A primary example of this is in the state of Indiana, which will be adding armed guards to 36 new locations this holiday season.  Many unemployment offices in the state already have guards in place.  The Indiana Department of Workforce Development denies that any specific incidents of violence or unrest at offices is prompting the move, but notes that agency offices are merely being “cautious” about the potential consequences of having no more money to distribute to those currently on the unemployment rolls.  Offices that do not hand out benefits checks will be staffed with unarmed guards, but each office that normally distributes funds will have a guard in place for the holiday season.

Who Pays For This?

Adding new guard positions does not happen free of charge.  In Indiana alone, budget groups are estimating that the cost of putting in the guards around the state will come to $1 million dollars or more.  As benefits end but spending clearly continues at unemployment offices, who is footing the bill?

The answer in most cases is the taxpaying public, albeit through indirect channels.  Funds that are taken from payrolls taxes and sales taxes to be put into the unemployment system are divided into buckets for benefits and buckets for administrative costs.  The armed guards are being paid for out of the budget for the administration of the unemployment system, according to Indiana agency spokesmen.

What’s Next?

The arrival of the guards and the end of benefits simultaneously naturally prompts the question of “What’s next?”  Where do people go when they have been cut off by the government?  Who is making assumptions that a violent response will be the natural course of action?  What other steps are unemployment agencies taking, and what does this imply for the future?

In terms of where to go, many of the long-term unemployed are turning to private charitable groups and social services agencies to fill the gaps.  Some unemployed people are eligible for welfare, which can’t be drawn while taking unemployment benefits.  Others will cobble together a network of essential services from food pantries, homeless shelters, Salvation Army outposts and churches, all of which are already routinely reporting being stretched to their limits to try and serve the nation’s needy.

No one is claiming responsibility for assuming that the unemployed will turn violent.  However, that there is an institutional fear of the jobless is clearly evident.  Yet those who assume that violence will earn them another check are delusional, as are those who think so poorly of the character of their fellow man.

Still, unemployment agencies are working to prepare staff to deal with the inevitable frustration, anger, and desperation of individuals facing an end to their income with no job prospects in sight.  Stress-management training is being used in Indiana, as are staff training sessions that focus on appropriate responses to disillusioned and discouraged workers.
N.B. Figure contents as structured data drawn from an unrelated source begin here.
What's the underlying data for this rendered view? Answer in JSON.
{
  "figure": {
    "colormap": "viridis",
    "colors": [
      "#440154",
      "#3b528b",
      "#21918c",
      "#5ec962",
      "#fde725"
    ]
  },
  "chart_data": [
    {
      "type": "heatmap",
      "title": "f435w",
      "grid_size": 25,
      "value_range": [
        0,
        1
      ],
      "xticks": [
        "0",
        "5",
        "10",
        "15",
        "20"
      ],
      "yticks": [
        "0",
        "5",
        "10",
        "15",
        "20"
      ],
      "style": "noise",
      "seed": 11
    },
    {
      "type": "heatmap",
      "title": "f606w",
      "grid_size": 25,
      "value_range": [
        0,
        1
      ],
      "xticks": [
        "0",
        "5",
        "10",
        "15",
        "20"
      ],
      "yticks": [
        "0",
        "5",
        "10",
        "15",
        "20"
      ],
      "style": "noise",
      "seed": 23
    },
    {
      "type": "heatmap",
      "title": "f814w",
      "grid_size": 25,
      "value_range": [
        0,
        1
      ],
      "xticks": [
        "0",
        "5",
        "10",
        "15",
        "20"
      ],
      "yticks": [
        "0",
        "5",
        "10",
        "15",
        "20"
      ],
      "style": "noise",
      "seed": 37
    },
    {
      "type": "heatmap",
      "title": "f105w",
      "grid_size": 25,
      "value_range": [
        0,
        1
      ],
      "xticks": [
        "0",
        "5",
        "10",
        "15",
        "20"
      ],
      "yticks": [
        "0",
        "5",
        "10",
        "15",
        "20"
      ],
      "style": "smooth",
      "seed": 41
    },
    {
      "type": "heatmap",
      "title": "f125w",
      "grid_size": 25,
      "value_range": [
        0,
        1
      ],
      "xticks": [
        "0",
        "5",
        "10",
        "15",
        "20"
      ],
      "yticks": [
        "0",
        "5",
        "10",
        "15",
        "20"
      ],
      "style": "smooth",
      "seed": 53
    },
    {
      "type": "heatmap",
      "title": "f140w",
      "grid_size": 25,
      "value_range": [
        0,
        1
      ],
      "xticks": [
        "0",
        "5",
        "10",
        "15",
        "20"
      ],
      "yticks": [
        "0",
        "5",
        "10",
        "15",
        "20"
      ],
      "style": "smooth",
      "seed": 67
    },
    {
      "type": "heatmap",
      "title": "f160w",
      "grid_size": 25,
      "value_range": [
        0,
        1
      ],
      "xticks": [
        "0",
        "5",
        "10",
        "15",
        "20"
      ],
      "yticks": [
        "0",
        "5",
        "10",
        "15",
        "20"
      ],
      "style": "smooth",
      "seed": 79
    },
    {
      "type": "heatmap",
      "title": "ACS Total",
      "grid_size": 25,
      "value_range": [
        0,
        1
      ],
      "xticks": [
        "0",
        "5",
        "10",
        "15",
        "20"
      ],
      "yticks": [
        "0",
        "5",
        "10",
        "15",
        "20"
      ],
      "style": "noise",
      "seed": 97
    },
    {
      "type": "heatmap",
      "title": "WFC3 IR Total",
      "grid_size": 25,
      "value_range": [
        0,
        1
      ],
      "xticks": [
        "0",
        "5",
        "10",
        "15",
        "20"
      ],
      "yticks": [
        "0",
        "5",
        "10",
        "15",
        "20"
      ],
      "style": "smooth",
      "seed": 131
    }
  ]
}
The underlying implication for the future is that the months ahead will not be pretty.  The 99 week mark arriving at Christmas affects those who became unemployed all the way back in late 2008 and the early months of 2009.  There are millions who came after them to the jobless rolls, and those individuals will also draw their last benefit check in turns in the months ahead.  Without new developments for growth in the economy, armed guards and fearful staff members could indeed become the new normal.